シャーシファンFRU障害: クラスタ間LIFからのトラフィックが多いため、複数のファンが故障しました

最後の更新
PDFとして保存

Views:: 31

Visibility:: Public

Votes:: 0

Category:: ontap-9

Specialty:: HW

Last Updated:

環境

ONTAP 9
FAS 26xxシリーズ
FAS 27xxシリーズ

問題

HA ペアの 1 つのノードが温度センサーの読み取りに関する問題を報告しますが、これは自動的に修正されます。

[node1: env_mgr: monitor.fan.warning:notice]: multiple fans have failed. Replace it to avoid overheating [node1: env_mgr: monitor.temp.unreadable:error]: The controller temperature (Module B Expander Temp) is not readable. [node1: env_mgr: monitor.temp.unreadable:error]: The controller temperature (Module A Expander Temp) is not readable. [node1: env_mgr: monitor.temp.unreadable:error]: The controller temperature (Midplane 4 Temp) is not readable. [node1: env_mgr: monitor.temp.unreadable:error]: The controller temperature (Midplane 3 Temp) is not readable. [node1: env_mgr: monitor.temp.unreadable:error]: The controller temperature (Midplane 2 Temp) is not readable. [node1: env_mgr: monitor.temp.unreadable:error]: The controller temperature (Midplane 1 Temp) is not readable. [node1: env_mgr: monitor.temp.unreadable:error]: The controller temperature (Ambient Temp) is not readable. [node1: env_mgr: callhome.c.fan.fru.fault:error]: Call home for CHASSIS FAN FRU FAILED: Multiple fans have failed [node1: env_mgr: monitor.fan.ok:notice]: All fans are OK. [node1: env_mgr: monitor.chassisTemperature.ok:notice]: Chassis temperature is ok. [node1: monitor: monitor.globalStatus.ok:notice]: The system's global status is normal.

影響を受けるノードでは特定の温度センサーが使用できなくなりますが、パートナーノードでは正常であると報告されます。

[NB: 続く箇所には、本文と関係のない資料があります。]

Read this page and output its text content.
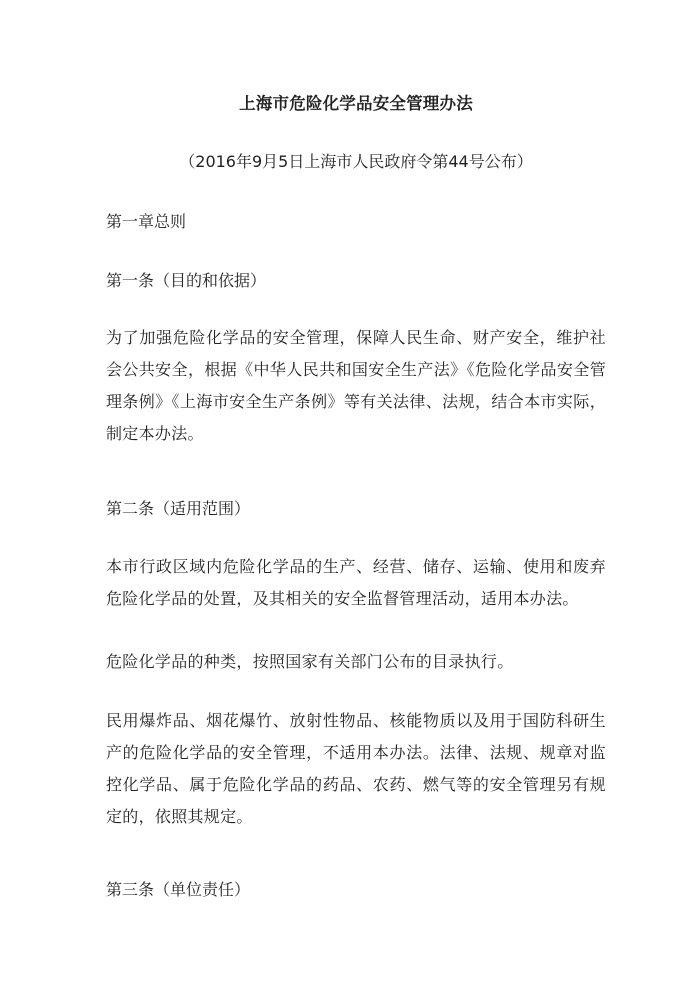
上海市危险化学品安全管理办法
（2016年9月5日上海市人民政府令第44号公布）
第一章总则
第一条（目的和依据）
为了加强危险化学品的安全管理，保障人民生命、财产安全，维护社会公共安全，根据《中华人民共和国安全生产法》《危险化学品安全管理条例》《上海市安全生产条例》等有关法律、法规，结合本市实际，制定本办法。
第二条（适用范围）
本市行政区域内危险化学品的生产、经营、储存、运输、使用和废弃危险化学品的处置，及其相关的安全监督管理活动，适用本办法。
危险化学品的种类，按照国家有关部门公布的目录执行。
民用爆炸品、烟花爆竹、放射性物品、核能物质以及用于国防科研生产的危险化学品的安全管理，不适用本办法。法律、法规、规章对监控化学品、属于危险化学品的药品、农药、燃气等的安全管理另有规定的，依照其规定。
第三条（单位责任）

cluster1::> system node run -node * -command environment status 2 entries were acted on.

Node: node1

Shelf temperatures by element: [10] 28 C (82 F) Normal temperature range [11] Unavailable [12] Unavailable [13] 29 C (84 F) Normal temperature range

Node: node2

Shelf temperatures by element: [10] 33 C (91 F) Normal temperature range [11] 48 C (118 F) Normal temperature range [12] 26 C (78 F) Normal temperature range [13] 34 C (93 F) Normal temperature range

問題がアクティブな場合、FRU ステータスは低下として表示されますが、これは 1 つのノードからのみ発生します。

cluster1::> system controller fru show Node FRU Name Subsystem Status ------------------ ---------------------------- ------------------ ----------- node1 PSU1 FRU Environment degraded node1 PSU2 FRU Environment degraded node2 PSU1 FRU Environment ok node2 PSU2 FRU Environment ok

影響を受けるノードの BMC は頻繁に再起動し、SP イベントログに次のメッセージが報告されます。

Record 1250: Sat Jan 28 10:04:27.990616 2023 [BMC.critical]: Rebooting SP due to loss of ACP comms Record 1251: Sun Jan 01 00:00:23.962645 2017 [IPMI.notice]: 00fd | c0 | OEM: ffff70005100 | ManufId: 150300 | BMC Reset Internally

発行時のポート e0M のパケットトレース分析により、クラスタ間論理インターフェイス (IC LIF) からの着信トラフィックが多いことがわかります。